Metadata-Version: 2.1
Name: diagnose
Version: 1.0.1
Summary: A library for instrumenting Python code at runtime.
Home-page: https://github.com/Crunch-io/diagnose
Author: Robert Brewer
Author-email: dev@crunch.io
License: UNKNOWN
Platform: UNKNOWN
Description-Content-Type: text/markdown
Requires-Dist: hunter (>=2.2.0)
Requires-Dist: mock

# Diagnose

A library for instrumenting Python code at runtime.

## Probes

Structured logs and metrics and observability are great, but almost always
require you to alter your code, which interrupts the flow when reading code.
It also typically requires a build cycle to alter; it's no fun making a ticket,
getting review, waiting for a build and deploy, and then doing it all again
to back out your temporary additions. This is doubly true when doing research,
where you might perform a dozen small experiments to measure your live code.

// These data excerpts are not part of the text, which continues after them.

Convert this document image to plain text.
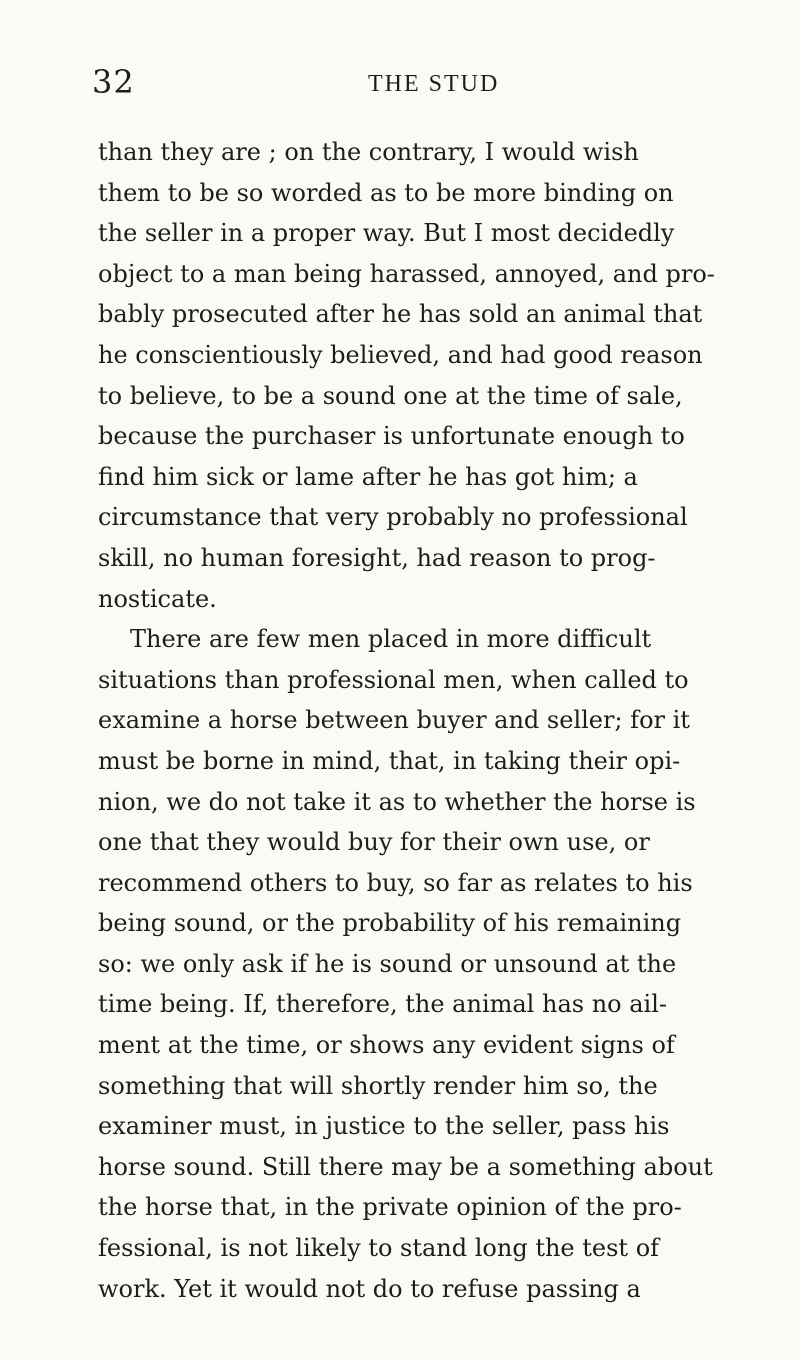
32	THE STUD
than they are ; on the contrary, I would wish
them to be so worded as to be more binding on
the seller in a proper way. But I most decidedly
object to a man being harassed, annoyed, and pro-
bably prosecuted after he has sold an animal that
he conscientiously believed, and had good reason
to believe, to be a sound one at the time of sale,
because the purchaser is unfortunate enough to
find him sick or lame after he has got him; a
circumstance that very probably no professional
skill, no human foresight, had reason to prog-
nosticate.
There are few men placed in more difficult
situations than professional men, when called to
examine a horse between buyer and seller; for it
must be borne in mind, that, in taking their opi-
nion, we do not take it as to whether the horse is
one that they would buy for their own use, or
recommend others to buy, so far as relates to his
being sound, or the probability of his remaining
so: we only ask if he is sound or unsound at the
time being. If, therefore, the animal has no ail-
ment at the time, or shows any evident signs of
something that will shortly render him so, the
examiner must, in justice to the seller, pass his
horse sound. Still there may be a something about
the horse that, in the private opinion of the pro-
fessional, is not likely to stand long the test of
work. Yet it would not do to refuse passing a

This library allows you to dynamically add probes at runtime instead.
Probes are:
* reliable: errors will never affect your production code
* ephemeral: set a "lifespan" (in minutes), after which point the probe detaches
* comprehensive: all references to the target function are instrumented
* fast: measure most functions with fast local lookups; uses hunter (in Cython) for more invasive internal probes.

Individual probes can be created directly with the FunctionProbe class:

```#python
>>> from path.to.module import myclass
>>> myclass().add13(arg=5)
18
>>> p = diagnose.FunctionProbe("path.to.module.myclass.add13")
>>> p.instruments["foo"] = diagnose.LogInstrument("foo", "arg", internal=False)
>>> p.start()
>>> myclass().add13(arg=5)
Probe (foo) = 5
18
```

## Managers

In a running system, we want to add, remove, start, and stop probes without
having to code at an interactive prompt or restart the system; we do this
with a ProbeManager. Start by configuring the global diagnose.manager:

```#python
>>> diagnose.manager.instrument_classes = {
    "log": LogInstrument,
    "hist": MyHistogramInstrument,
    "incr": MyIncrementInstrument,
}
>>> diagnose.manager.global_namespace.update({"foo": foo})
```

Later, you can define probes:

```#python
>>> diagnose.manager.specs["probe-1"] = {
    "target": "myapp.module.file.class.method",
    "instrument": {
        "type": "log",
        "name": "myapp.method",
        "value": "result",
        "internal": False,
        "custom": {},
    },
    "lifespan": 10,
    "lastmodified": datetime.datetime.utcnow(),
    "applied": {},
}
```

Then call `diagnose.manager.apply()`, either when you add a probe, or on a
schedule if your store is in MongoDB and the process defining probes is not
the target process.

The `applied` dictionary will be filled with information about which processes
have applied the probe, and whether they encountered any errors.